Iran’s clerical establishment made its position clear over the weekend: it was prepared to go to war across the entire region, appoint a new supreme leader from within the ruling family, and push global oil prices toward $200 per barrel rather than accept any limitation on its military campaign. The message was unambiguous, and oil markets responded accordingly, crossing $100 per barrel.
Israeli strikes on oil storage and fuel distribution facilities near Tehran killed four workers and left the capital blanketed in black smoke. Iran’s Revolutionary Guards responded by threatening $200 crude and launching strikes against Saudi Arabia, the UAE, Qatar, Bahrain, and Kuwait, confirming that the Guards’ warnings were operational orders, not mere rhetoric.
Saudi forces intercepted 15 drones, Bahrain’s desalination plant was hit, two Saudi civilians were killed, and a US service member died from wounds sustained in an Iranian attack — the seventh American fatality of the war. Reports of Russian intelligence support for Iran’s targeting of US military assets deepened concerns about the conflict’s expanding scope.
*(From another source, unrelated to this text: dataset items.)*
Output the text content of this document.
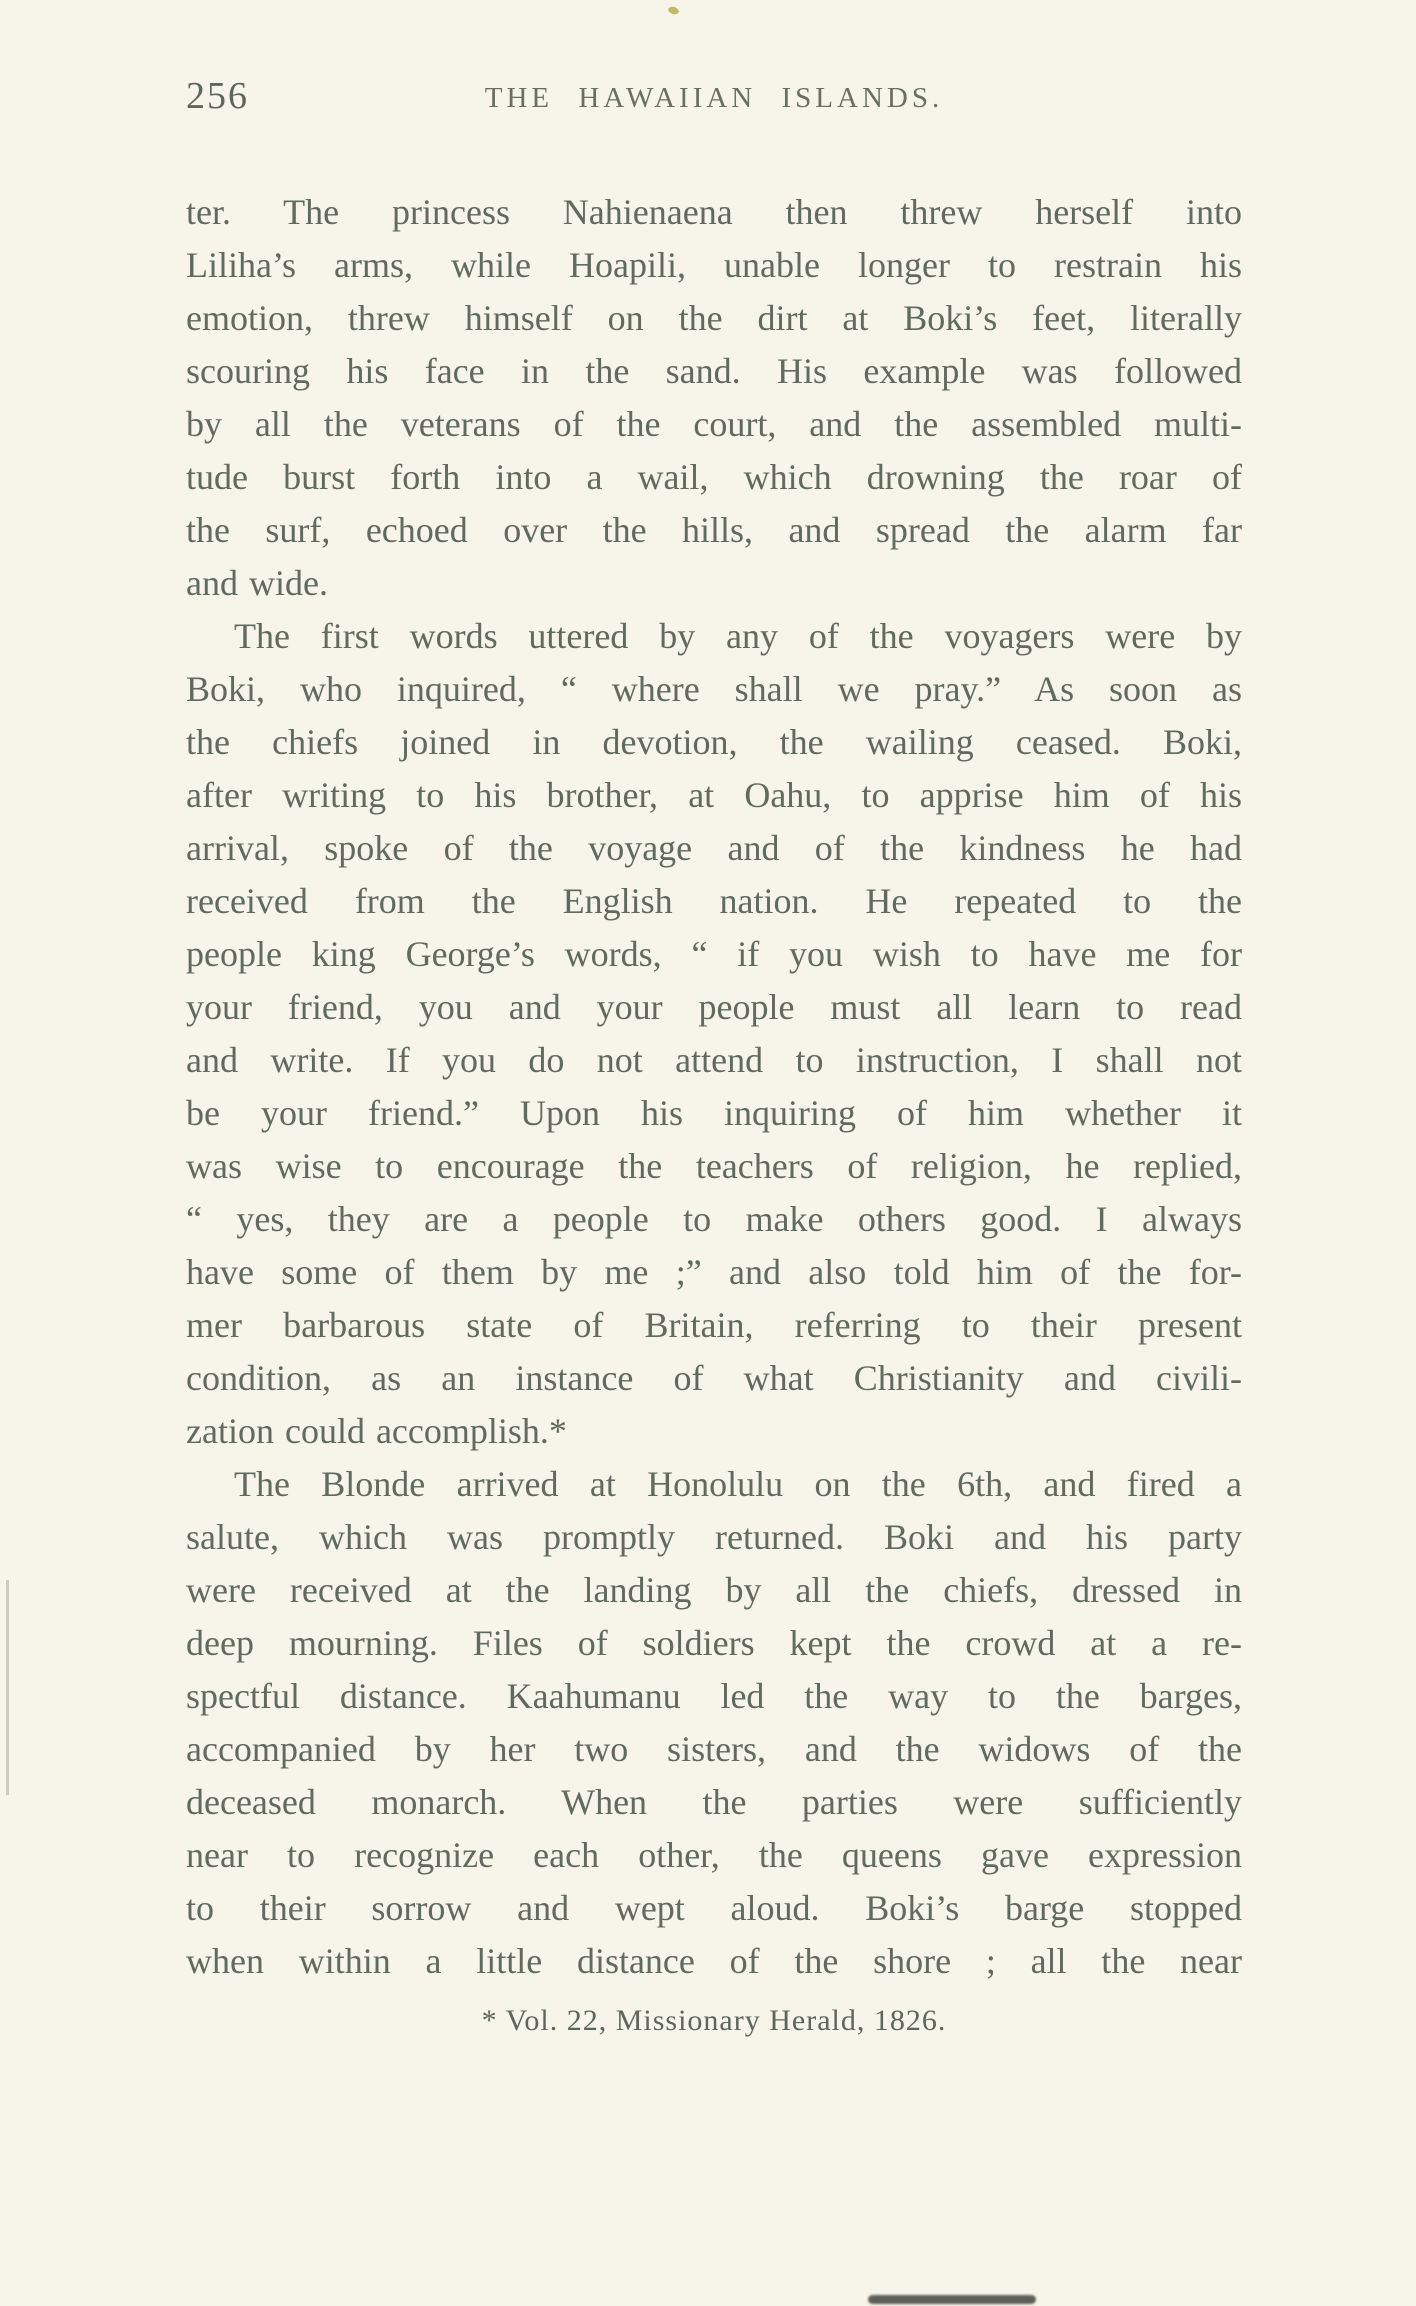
256	THE HAWAIIAN ISLANDS.
ter. The princess Nahienaena then threw herself into
Liliha’s arms, while Hoapili, unable longer to restrain his
emotion, threw himself on the dirt at Boki’s feet, literally
scouring his face in the sand. His example was followed
by all the veterans of the court, and the assembled multi-
tude burst forth into a wail, which drowning the roar of
the surf, echoed over the hills, and spread the alarm far
and wide.
The first words uttered by any of the voyagers were by
Boki, who inquired, “ where shall we pray.” As soon as
the chiefs joined in devotion, the wailing ceased. Boki,
after writing to his brother, at Oahu, to apprise him of his
arrival, spoke of the voyage and of the kindness he had
received from the English nation. He repeated to the
people king George’s words, “ if you wish to have me for
your friend, you and your people must all learn to read
and write. If you do not attend to instruction, I shall not
be your friend.” Upon his inquiring of him whether it
was wise to encourage the teachers of religion, he replied,
“ yes, they are a people to make others good. I always
have some of them by me ;” and also told him of the for-
mer barbarous state of Britain, referring to their present
condition, as an instance of what Christianity and civili-
zation could accomplish.*
The Blonde arrived at Honolulu on the 6th, and fired a
salute, which was promptly returned. Boki and his party
were received at the landing by all the chiefs, dressed in
deep mourning. Files of soldiers kept the crowd at a re-
spectful distance. Kaahumanu led the way to the barges,
accompanied by her two sisters, and the widows of the
deceased monarch. When the parties were sufficiently
near to recognize each other, the queens gave expression
to their sorrow and wept aloud. Boki’s barge stopped
when within a little distance of the shore ; all the near
* Vol. 22, Missionary Herald, 1826.
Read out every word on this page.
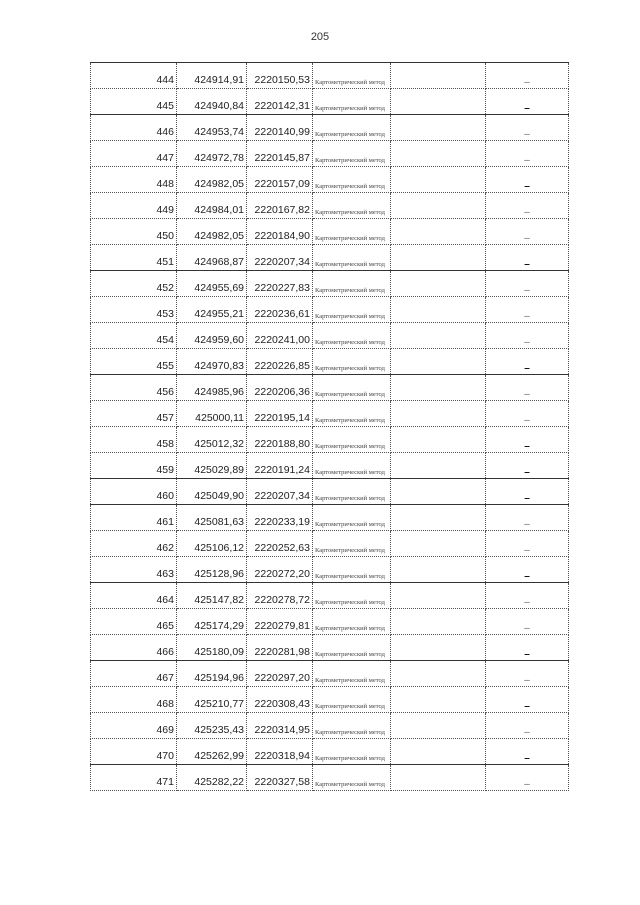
205
444	424914,91	2220150,53	Картометрический метод		–
445	424940,84	2220142,31	Картометрический метод		–
446	424953,74	2220140,99	Картометрический метод		–
447	424972,78	2220145,87	Картометрический метод		–
448	424982,05	2220157,09	Картометрический метод		–
449	424984,01	2220167,82	Картометрический метод		–
450	424982,05	2220184,90	Картометрический метод		–
451	424968,87	2220207,34	Картометрический метод		–
452	424955,69	2220227,83	Картометрический метод		–
453	424955,21	2220236,61	Картометрический метод		–
454	424959,60	2220241,00	Картометрический метод		–
455	424970,83	2220226,85	Картометрический метод		–
456	424985,96	2220206,36	Картометрический метод		–
457	425000,11	2220195,14	Картометрический метод		–
458	425012,32	2220188,80	Картометрический метод		–
459	425029,89	2220191,24	Картометрический метод		–
460	425049,90	2220207,34	Картометрический метод		–
461	425081,63	2220233,19	Картометрический метод		–
462	425106,12	2220252,63	Картометрический метод		–
463	425128,96	2220272,20	Картометрический метод		–
464	425147,82	2220278,72	Картометрический метод		–
465	425174,29	2220279,81	Картометрический метод		–
466	425180,09	2220281,98	Картометрический метод		–
467	425194,96	2220297,20	Картометрический метод		–
468	425210,77	2220308,43	Картометрический метод		–
469	425235,43	2220314,95	Картометрический метод		–
470	425262,99	2220318,94	Картометрический метод		–
471	425282,22	2220327,58	Картометрический метод		–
Iran’s clerical assembly simultaneously appointed Mojtaba Khamenei as supreme leader, a historic and controversial decision that concentrated power at the top of the Iranian political system. His appointment was seen as a signal that the religious establishment had fully committed to the current military strategy, with no intention of seeking accommodation.
Washington pledged not to target Iranian oil infrastructure and predicted only short-term supply disruptions. But the combination of a newly empowered hardline leadership, military operations across six countries, and oil above $100 suggested that Iran’s clerical establishment was playing a long game — one with potentially catastrophic consequences for global energy markets and regional stability.